You’ll benefit most from this training if you:

  • Are new to electricity markets and need a structured introduction to power price forecasting

  • Work in analysis, trading, procurement, origination, portfolio management, dispatch, or market research

  • Specialise in one area, such as spot price forecasting, and want to understand other methods better

  • Need to interpret forecasts, forward curves, technical signals, or fundamental scenarios in your daily work

  • Work for a utility, supplier, generator, trader, industrial consumer, consultancy, financial institution, or market analysis team

  • Want to speak more confidently with traders, analysts, modellers, procurement teams, or commercial teams

  • Need a practical overview of forecasting methods, data needs, time horizons, and commercial use cases

This course is a good fit if you want to

  • Build a clearer understanding of electricity price forecasting across spot and futures markets

  • Choose the right forecasting method for the right market question

  • Interpret and compare forecast outputs with more confidence

  • Understand the assumptions and limits behind different forecasting approaches

  • Use technical analysis and chart formations to recognise market trends

  • Apply forecast insights more effectively in trading, procurement, dispatch, portfolio, or investment discussions

For questions, please contact:

Contents

Session 1: Fundamentals of price forecasting

  • Recap: fundamentals of how spot and forward markets work, merit order & electricity pricing

  • Recap: different price setting principles, including auctions and continuous trading

  • Comparison of electricity price forecasting methods: resource, cost, data base

  • Forecast vs simulation: the subtle difference

Session 2: The principle of spot price forecasting

  • Short-term power price forecasting using linear regression

  • Assessing the relevance of different price influences

  • The limitations of these methods

Session 3: Long-term price forecasting using fundamental models

  • How the merit order approach works

  • How the quality of the input parameters determines the quality of the output parameters

  • Examplary fundamental scenario

Session 4: Using chart formations

  • Line and candlestick charts

  • Creating and recognising seemingly insurmountable price levels

  • Trend lines and channels and their implications

  • Exercises

Session 5: Interpreting technical signals

  • Indicators: Moving Average, Relative Strength Index, Bollinger Bands and more

  • Deriving trading signals

  • Combination of technical signals

  • Exercises

Session 6: Analyse the markets

  • Analysing the current market situation (interactive)

  • Discussing price trends in the commodity and electricity markets

Speakers

Huangluolun Zhou

Expert

Huangluolun Zhou is an energy market expert with a background in industrial engineering and electrical power engineering from RWTH Aachen University.

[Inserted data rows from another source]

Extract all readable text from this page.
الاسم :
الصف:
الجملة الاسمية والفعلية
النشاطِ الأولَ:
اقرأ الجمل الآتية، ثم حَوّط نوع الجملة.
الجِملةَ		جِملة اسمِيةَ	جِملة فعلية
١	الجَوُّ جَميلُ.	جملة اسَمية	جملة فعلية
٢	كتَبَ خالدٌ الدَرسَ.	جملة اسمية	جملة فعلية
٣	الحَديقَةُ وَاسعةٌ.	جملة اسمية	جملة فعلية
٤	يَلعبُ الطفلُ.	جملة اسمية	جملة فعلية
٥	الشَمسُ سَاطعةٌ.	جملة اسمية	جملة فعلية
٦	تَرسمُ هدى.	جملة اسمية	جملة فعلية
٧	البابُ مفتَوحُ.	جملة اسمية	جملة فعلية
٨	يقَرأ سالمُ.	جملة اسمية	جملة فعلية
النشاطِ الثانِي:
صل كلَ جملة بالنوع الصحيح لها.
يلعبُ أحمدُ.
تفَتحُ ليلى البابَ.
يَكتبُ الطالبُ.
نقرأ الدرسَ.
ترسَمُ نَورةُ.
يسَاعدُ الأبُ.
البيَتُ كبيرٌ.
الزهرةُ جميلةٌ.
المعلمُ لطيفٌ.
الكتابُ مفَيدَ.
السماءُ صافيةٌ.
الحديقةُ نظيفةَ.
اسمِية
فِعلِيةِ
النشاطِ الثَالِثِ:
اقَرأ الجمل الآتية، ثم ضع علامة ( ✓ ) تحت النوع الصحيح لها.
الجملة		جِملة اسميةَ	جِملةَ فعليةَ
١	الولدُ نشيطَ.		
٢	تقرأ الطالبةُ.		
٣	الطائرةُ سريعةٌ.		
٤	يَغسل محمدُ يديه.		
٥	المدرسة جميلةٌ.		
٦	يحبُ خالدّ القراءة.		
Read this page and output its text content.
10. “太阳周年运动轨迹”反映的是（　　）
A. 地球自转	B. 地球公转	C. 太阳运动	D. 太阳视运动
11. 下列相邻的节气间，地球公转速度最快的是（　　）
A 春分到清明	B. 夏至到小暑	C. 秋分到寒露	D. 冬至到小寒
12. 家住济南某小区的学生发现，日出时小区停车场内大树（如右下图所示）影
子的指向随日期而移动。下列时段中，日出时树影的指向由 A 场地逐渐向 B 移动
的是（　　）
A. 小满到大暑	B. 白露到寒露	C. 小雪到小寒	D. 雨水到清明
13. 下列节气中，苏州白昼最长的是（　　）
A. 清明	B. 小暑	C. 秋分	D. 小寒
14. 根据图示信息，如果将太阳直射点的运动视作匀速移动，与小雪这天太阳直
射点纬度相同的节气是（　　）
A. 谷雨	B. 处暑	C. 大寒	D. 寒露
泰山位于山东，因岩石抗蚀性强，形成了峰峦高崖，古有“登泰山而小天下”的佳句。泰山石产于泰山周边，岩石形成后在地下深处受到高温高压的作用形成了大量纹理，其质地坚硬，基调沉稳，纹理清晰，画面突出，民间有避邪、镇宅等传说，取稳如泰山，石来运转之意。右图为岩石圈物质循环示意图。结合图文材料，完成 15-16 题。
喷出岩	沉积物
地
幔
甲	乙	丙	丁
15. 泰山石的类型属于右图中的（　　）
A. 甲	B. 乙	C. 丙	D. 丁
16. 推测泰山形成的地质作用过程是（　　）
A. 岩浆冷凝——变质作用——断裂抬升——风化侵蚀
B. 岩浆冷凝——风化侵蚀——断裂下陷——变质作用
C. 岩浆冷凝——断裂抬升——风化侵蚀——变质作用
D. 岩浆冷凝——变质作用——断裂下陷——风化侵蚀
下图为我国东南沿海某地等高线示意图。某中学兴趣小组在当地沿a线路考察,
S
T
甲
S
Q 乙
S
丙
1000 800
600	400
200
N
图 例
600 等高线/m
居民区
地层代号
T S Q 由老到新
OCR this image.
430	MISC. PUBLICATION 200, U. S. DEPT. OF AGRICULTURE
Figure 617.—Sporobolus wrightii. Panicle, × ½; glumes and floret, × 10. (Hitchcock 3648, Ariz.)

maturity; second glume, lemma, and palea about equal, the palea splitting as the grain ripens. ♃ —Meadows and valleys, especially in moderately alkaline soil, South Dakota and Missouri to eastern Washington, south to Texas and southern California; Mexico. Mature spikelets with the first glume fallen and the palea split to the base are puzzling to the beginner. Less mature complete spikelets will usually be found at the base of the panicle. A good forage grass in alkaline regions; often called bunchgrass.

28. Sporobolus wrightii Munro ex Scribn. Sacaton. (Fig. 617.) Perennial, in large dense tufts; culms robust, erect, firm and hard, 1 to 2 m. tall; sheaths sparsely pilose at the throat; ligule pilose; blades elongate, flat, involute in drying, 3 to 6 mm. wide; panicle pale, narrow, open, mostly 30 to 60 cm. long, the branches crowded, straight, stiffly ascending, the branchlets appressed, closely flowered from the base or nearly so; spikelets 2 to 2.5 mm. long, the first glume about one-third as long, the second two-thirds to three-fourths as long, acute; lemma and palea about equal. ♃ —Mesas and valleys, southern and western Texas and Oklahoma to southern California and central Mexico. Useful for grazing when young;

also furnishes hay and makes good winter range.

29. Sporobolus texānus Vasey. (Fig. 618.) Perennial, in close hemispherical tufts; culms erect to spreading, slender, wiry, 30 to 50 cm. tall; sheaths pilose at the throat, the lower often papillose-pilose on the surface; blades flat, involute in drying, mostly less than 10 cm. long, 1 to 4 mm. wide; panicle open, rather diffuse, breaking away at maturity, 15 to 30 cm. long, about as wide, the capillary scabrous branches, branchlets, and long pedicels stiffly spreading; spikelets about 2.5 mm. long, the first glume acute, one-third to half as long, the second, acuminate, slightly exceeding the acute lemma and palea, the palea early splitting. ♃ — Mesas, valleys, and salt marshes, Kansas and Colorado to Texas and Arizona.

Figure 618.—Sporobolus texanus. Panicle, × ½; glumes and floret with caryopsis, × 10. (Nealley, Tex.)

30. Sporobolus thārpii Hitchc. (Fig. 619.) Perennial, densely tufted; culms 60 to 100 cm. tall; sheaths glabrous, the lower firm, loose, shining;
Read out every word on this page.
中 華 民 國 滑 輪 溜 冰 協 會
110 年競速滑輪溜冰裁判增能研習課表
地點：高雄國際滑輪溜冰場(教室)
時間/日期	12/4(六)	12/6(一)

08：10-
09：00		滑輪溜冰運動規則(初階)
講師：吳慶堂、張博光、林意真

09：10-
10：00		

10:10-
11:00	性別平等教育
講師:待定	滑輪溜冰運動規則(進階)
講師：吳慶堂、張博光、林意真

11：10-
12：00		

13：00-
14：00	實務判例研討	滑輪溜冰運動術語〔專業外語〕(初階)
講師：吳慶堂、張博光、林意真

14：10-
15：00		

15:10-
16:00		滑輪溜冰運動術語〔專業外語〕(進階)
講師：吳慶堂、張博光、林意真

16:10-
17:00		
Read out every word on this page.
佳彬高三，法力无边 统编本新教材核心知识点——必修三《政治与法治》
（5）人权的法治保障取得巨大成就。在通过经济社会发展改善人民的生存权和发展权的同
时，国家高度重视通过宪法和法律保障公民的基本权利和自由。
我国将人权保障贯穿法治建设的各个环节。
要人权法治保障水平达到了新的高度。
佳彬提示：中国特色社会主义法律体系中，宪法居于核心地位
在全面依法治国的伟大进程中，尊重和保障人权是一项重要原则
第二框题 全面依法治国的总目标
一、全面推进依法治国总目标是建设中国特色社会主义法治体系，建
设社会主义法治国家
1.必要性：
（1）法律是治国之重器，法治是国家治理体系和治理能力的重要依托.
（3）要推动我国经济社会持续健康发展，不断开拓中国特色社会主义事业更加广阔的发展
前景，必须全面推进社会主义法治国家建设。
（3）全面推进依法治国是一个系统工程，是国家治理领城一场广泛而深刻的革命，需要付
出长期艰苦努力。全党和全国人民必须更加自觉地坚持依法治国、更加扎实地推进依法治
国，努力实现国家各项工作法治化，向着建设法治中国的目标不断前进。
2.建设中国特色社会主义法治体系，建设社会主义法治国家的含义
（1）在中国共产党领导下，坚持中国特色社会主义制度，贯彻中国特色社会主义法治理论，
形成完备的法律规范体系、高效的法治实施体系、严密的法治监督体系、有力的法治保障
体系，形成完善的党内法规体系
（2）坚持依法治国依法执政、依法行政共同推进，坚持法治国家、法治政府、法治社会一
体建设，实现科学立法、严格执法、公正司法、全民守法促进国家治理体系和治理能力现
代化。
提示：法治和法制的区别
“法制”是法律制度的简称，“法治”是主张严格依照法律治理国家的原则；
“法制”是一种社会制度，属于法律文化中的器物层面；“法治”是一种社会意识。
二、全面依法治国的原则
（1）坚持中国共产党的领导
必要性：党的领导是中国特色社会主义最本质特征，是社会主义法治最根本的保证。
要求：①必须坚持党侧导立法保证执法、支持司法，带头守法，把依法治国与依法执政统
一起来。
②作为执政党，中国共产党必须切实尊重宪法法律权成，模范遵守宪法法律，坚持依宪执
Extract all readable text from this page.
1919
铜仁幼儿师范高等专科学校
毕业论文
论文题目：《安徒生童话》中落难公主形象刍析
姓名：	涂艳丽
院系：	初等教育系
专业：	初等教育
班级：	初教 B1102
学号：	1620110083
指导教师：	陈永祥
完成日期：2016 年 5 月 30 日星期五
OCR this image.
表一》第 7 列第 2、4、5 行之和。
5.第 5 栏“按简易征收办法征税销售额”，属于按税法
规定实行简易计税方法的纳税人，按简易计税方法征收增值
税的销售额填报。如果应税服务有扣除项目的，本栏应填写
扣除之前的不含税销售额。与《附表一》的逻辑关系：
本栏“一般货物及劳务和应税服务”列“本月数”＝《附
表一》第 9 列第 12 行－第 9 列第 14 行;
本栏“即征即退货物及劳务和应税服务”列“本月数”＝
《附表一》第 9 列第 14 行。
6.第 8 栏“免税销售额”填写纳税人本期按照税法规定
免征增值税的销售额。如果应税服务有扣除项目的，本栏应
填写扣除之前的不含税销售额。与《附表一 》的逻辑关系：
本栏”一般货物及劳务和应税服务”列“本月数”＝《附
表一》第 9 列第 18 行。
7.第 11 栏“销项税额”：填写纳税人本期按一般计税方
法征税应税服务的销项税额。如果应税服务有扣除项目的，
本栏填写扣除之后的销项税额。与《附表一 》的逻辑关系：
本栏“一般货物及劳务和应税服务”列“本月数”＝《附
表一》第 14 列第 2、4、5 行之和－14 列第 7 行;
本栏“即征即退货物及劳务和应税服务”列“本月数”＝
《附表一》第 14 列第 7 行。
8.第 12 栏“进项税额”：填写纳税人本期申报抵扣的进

His work focuses on fundamental analysis, scenario development, storage technologies, and energy market simulations.

He has worked as a business analyst in technology and management consulting and is the founder of a software company for energy market simulations. Since May 2021, he has focused on fundamental electricity market analysis and regularly delivers training on electricity and energy markets.

His teaching combines market fundamentals, modelling logic, and practical interpretation, helping participants understand how forecasting methods can be used in real market decisions.